Graph-Subset-Mapping
Scenario
You are an investigative agency working on uncovering a drug mafia. You have got telephone records of various telephone numbers which are believed to be associated with this mafia. You have also got a set of emails related to the mafia. However, you do not know which telephone number corresponds to which email address. The goal is to automatically figure out the mapping between emails and phones if it exists. To solve this problem (for our assignment), you make a few assumptions.
- Some people are net savvy and use emails. All people know how to use phones. People who use emails regularly use both emails and phones to communicate with each other.
- If a person X emailed a person Y, he also called Y on phone at some point. If X did not email a person Y (and both of them have email addresses), he did not call Y either.
- Each person has exactly one email address and exactly one phone number.
You abstract out the problem by creating two graphs – Gphone and Gemail. There exists a directed edge between two nodes in Gphone (or in Gemail) if the first phone number (or email address) called (or emailed) the second. Your goal is find a mapping from emails to phone numbers. Gemail is the smaller graph because fewer people are net-savvy
Problem Statement
There are two directed graphs G and G’. The graphs do not have self-edges. Find aone-one mapping M from nodes in G to nodes in G’ such that there is an edge from v1 to v2 in G if ando nly if there is an edge from M(v1) to M(v2) in G
Here, this problem is solved using miniSAT, a complete SAT solver for this problem. The code will read two graphs in the given input format. It will then convert the mapping problem into a CNF SAT formula. The SAT formula will be the input to miniSAT, which will return with a variable assignment that satisfies the formula (or an answer "no", signifying that the problem is unsatisfiable). The code will then take the SAT assignment and convert it into a mapping from nodes of G to nodes of G'. And finally output this mapping in the given output format.

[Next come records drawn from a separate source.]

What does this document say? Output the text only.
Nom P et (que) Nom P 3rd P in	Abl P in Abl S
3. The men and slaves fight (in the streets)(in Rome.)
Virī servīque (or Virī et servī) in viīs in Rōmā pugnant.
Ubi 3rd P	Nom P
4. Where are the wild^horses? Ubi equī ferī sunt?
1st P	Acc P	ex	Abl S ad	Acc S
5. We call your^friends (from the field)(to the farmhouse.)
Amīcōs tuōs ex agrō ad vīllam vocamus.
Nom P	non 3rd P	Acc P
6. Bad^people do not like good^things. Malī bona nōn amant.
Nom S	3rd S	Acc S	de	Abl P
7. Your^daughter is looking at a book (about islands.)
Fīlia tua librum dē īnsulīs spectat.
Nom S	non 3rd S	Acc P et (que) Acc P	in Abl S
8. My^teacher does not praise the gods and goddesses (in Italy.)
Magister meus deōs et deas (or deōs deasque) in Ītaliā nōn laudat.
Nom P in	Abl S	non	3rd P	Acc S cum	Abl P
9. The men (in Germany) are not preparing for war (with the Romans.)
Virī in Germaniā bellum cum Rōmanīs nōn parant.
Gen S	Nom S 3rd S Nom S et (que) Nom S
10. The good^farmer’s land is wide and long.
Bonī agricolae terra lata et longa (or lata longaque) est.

A problem generator is provided that takes inputs of the sizes of G and G’ and generates random problems with those parameters
Input format
Nodes are represented by positive integers starting from 1. Each line represents an edge from the first node to the second. Both graphs are presented in the single file, the larger first. The line with "0 0" is the boundary between the two. An Example is:
1 2
1 3
1 4
2 4
3 4
0 0
1 2
3 2
Output format
The mapping will map each node of G into a node id for G’. The first numbers on each line represent a node as numbered in the smaller graph G, and the second number represents the node of the larger graph G’ to which it is mapped. The output of the same problem is
1 2
2 4
3 3
If the problem is unsatisfiable output a 0
Implementation
graph_to_cnf.cpp takes the graph as the input and obtains the CNF clauses to be passed to the MiniSAT program. It first of all, stores the given graphs in the form of adjacency list. Then, a SATmatrix was defined for mapping the jth mail-user to the ith phone-user. Then, the unary clauses, row clauses, edge consistency clauses, one-per-row and one-per-column clauses etc are obtained and stored in a SAT input file, which is to be used by the MiniSAT. The number of clauses was kept more, while the size of each clause is less for reducing the computational speed.
Then this file is passed to the SAT solver and it outputs a solved file. And then it is passed to the sol_to_mapping.cpp to obtain the final mapping.